Previous posts regarding premarital agreements have discussed what a premarital agreement is, and why an engaged couple might want to sign one. Simply summarized, a premarital agreement is a good idea when both parties want to change the rules of law that would otherwise apply when their marriage terminates upon divorce or death.
Assuming that the parties agree to sign a premarital agreement, is a premarital agreement likely to be enforced by the courts?
There is no single answer to this question, because there are many different types of agreements and many different procedures that can be used to sign one. Before discussing premarital agreements further, it is useful to consider these agreements briefly from the viewpoint of a judge who is asked to decide these issues in a divorce or probate case.
Most trial judges have very busy dockets, and they are grateful for anything that reduces their workload. Premarital agreements resolve issues that would otherwise have to be decided by judges. Judges also often note that an agreement between the parties usually resolves an issue better than the judge could, as the parties themselves are more familiar with their situation and their financial lives than a judge could ever be. Most judges therefore like premarital agreements, and tend to enforce them as they are written.
This was not always so. Before the 1970s, judges tended to believe that premarital agreements encouraged divorce and to treat them with suspicion. But the modern view is that whether a marriage succeeds or fails has very little to do with the presence of a premarital agreement. The key event adopting this viewpoint in North Carolina was the adoption in 1987 of the Uniform Premarital Agreement Act, which adopts the modern view that premarital agreements do not inherently encourage divorce.

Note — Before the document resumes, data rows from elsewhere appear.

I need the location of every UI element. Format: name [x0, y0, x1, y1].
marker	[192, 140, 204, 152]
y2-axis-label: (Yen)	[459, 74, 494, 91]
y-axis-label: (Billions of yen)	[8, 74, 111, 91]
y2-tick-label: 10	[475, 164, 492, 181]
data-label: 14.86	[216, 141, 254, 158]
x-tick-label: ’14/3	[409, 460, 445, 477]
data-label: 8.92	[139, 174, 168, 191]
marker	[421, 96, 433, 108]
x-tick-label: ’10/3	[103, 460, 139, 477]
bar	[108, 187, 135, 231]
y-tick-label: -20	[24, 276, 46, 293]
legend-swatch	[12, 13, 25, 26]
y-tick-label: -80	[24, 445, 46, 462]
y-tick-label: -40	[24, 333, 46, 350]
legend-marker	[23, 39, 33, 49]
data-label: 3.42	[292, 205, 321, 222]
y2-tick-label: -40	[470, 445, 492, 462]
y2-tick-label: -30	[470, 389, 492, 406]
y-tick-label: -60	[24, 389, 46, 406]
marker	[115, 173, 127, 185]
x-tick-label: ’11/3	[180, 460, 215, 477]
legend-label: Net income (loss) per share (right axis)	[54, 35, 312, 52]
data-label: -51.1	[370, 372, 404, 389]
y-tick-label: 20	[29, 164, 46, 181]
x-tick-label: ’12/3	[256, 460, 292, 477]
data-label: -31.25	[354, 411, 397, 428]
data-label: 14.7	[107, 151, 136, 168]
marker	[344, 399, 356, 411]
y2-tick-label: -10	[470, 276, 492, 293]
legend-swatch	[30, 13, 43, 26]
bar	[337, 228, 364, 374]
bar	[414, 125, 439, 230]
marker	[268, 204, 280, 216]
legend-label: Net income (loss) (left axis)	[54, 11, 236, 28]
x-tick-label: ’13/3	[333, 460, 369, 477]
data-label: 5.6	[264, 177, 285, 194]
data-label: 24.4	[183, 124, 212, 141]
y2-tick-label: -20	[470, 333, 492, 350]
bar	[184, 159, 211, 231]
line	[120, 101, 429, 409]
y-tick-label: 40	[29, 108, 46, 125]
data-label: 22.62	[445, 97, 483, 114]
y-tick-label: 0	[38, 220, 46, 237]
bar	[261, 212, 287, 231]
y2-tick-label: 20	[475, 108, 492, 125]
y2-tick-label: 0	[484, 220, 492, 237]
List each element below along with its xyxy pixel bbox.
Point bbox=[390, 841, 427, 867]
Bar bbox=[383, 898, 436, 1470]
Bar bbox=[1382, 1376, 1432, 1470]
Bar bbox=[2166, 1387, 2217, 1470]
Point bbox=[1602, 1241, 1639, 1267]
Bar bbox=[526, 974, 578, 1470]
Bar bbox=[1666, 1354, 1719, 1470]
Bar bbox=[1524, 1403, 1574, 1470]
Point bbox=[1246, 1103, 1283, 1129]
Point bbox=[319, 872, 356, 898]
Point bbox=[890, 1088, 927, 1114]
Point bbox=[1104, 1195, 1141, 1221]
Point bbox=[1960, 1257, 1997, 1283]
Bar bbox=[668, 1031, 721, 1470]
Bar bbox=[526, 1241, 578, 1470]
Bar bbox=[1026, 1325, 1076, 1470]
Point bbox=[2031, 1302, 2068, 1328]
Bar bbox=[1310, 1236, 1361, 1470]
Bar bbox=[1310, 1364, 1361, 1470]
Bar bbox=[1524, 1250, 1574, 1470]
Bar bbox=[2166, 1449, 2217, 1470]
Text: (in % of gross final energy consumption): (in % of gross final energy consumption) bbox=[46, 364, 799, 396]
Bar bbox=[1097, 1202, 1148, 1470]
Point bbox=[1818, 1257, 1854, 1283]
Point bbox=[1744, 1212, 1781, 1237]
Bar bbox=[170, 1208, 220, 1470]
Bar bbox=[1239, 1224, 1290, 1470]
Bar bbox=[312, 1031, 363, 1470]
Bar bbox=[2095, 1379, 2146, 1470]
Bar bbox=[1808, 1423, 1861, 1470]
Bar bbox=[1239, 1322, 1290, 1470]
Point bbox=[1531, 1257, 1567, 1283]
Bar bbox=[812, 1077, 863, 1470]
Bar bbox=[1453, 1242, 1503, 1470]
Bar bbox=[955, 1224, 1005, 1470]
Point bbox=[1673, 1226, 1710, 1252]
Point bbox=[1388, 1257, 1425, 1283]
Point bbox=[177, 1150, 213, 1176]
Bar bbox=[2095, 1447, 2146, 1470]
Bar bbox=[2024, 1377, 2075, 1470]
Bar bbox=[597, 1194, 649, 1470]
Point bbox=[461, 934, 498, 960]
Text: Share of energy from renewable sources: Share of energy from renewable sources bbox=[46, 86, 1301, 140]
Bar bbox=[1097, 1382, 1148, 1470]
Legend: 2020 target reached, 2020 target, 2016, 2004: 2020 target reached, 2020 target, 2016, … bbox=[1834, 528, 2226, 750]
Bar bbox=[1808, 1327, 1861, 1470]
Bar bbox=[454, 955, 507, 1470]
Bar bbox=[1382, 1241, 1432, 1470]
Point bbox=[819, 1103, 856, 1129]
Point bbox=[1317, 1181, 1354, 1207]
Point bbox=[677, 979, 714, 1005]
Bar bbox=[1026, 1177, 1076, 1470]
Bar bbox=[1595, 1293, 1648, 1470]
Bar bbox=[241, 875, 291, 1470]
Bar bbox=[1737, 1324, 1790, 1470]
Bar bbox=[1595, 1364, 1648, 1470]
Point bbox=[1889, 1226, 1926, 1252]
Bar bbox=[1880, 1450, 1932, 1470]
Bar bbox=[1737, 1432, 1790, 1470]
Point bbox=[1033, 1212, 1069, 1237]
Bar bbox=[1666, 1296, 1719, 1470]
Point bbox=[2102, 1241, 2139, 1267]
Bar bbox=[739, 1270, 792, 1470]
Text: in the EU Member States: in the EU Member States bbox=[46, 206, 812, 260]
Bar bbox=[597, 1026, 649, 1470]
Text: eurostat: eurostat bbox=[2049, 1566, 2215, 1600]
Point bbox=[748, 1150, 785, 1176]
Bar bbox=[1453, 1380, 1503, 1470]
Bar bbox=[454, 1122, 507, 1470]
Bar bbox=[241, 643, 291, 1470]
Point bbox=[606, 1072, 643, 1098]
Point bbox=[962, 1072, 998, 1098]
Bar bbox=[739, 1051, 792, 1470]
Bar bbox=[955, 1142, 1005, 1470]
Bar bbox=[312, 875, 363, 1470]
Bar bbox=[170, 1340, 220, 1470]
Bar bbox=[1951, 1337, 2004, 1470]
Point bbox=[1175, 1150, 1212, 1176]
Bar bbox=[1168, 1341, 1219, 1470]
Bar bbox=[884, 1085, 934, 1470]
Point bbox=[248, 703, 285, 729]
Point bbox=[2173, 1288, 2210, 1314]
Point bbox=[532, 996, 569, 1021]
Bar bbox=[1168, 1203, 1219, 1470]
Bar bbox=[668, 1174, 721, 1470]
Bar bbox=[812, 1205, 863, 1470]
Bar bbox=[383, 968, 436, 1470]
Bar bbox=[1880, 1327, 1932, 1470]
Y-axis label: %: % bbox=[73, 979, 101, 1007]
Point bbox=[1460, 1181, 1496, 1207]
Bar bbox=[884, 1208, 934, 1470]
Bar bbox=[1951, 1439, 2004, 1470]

But there is a very important qualification on the attitude of judges toward premarital agreements. Judges like to see issues resolved out of court, but they also like to see issues resolved fairly. When a premarital agreement reaches an unfair result, there is a conflict between the judge’s tendency to favor out-of-court settlements and the judge’s tendency to favor fair results. The result of this conflict determines whether the court enforces the agreement.
In thinking about the fairness of premarital agreements, judges tend to draw a significant distinction between procedural and substantive unfairness. If the agreement is procedurally unfair—that is, if there is reason to question whether both parties made truly voluntary and informed decisions to sign the agreement—fairness tends to assume a greater role, and the court is more likely to seriously question the agreement.
Conversely, if the agreement was voluntarily signed, the substantive fairness of the agreement tends to play a much smaller role. The fact that a party voluntarily agreed to a bad bargain is usually not, in itself, a reason not to enforce an agreement. The rule may be otherwise if the agreement creates severe financial disparity, especially if it leaves one party on public assistance. But normally, judges care a lot more about procedural unfairness than they do about substantive unfairness.